Today’s O Antiphon is below—in its Latin, English, and adapted forms. Subscribers can keep reading below the image for a short reflection and another response poem by the brilliant Fr. Malcolm Guite. I hope these brief moments of reading and reflection help you capture the heart of Advent in this busy final week before Christmas.

O Radix Jesse

Latin Text
O Radix Jesse, qui stas in signum populorum,
super quem continebunt reges os suum,
quem Gentes deprecabuntur:
veni ad liberandum nos, jam noli tardare.

English Translation O Root of Jesse, standing as a sign among the peoples; before you kings will shut their mouths, to you the nations will make their prayer: Come and deliver us, and delay no longer

O Come, O Come, Emmanuel Adaptation O come, O Branch of Jesse’s stem, unto your own and rescue them! From depths of hell your people save, and give them victory o’er the grave.

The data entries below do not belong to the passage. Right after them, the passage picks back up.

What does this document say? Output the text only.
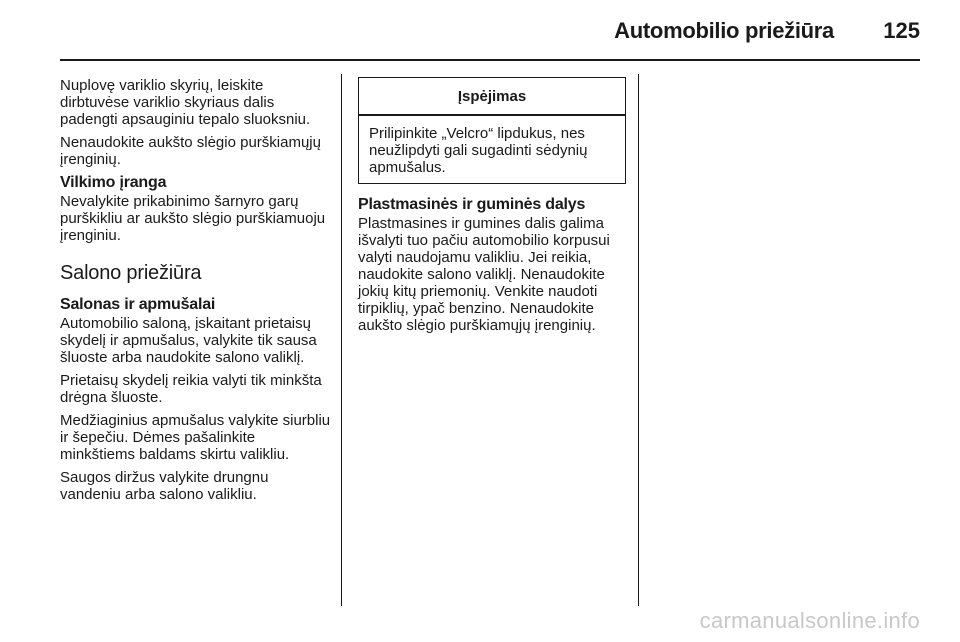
Automobilio priežiūra 125

Nuplovę variklio skyrių, leiskite dirbtuvėse variklio skyriaus dalis padengti apsauginiu tepalo sluoksniu.

Nenaudokite aukšto slėgio purškiamųjų įrenginių.

Vilkimo įranga

Nevalykite prikabinimo šarnyro garų purškikliu ar aukšto slėgio purškiamuoju įrenginiu.

Salono priežiūra
Salonas ir apmušalai

Automobilio saloną, įskaitant prietaisų skydelį ir apmušalus, valykite tik sausa šluoste arba naudokite salono valiklį.

Prietaisų skydelį reikia valyti tik minkšta drėgna šluoste.

Medžiaginius apmušalus valykite siurbliu ir šepečiu. Dėmes pašalinkite minkštiems baldams skirtu valikliu.

Saugos diržus valykite drungnu vandeniu arba salono valikliu.

Įspėjimas
Prilipinkite „Velcro“ lipdukus, nes neužlipdyti gali sugadinti sėdynių apmušalus.
Plastmasinės ir guminės dalys

Plastmasines ir gumines dalis galima išvalyti tuo pačiu automobilio korpusui valyti naudojamu valikliu. Jei reikia, naudokite salono valiklį. Nenaudokite jokių kitų priemonių. Venkite naudoti tirpiklių, ypač benzino. Nenaudokite aukšto slėgio purškiamųjų įrenginių.

carmanualsonline.info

A Poetic Response, by Fr. Malcolm Guite

Though it reads as a response to the virtual world we have all increasingly lived in to various degrees since March 2020, today's poem by Fr. Guite was written well before the pandemic. It draws to mind our rootedness in salvation history, and presents Jesus to us as a return to the way we were created to live.

O Radix / O Root
All of us sprung from one deep-hidden seed,
Rose from a root invisible to all.

We knew the virtues once of every weed, But, severed from the roots of ritual, We surf the surface of a wide-screen world And find no virtue in the virtual.

We shrivel on the edges of a wood Whose heart we once inhabited in love, Now we have need of you, forgotten Root The stock and stem of every living thing Whom once we worshiped in the sacred grove, For now is winter, now is withering Unless we let you root us deep within, Under the ground of being, graft us in.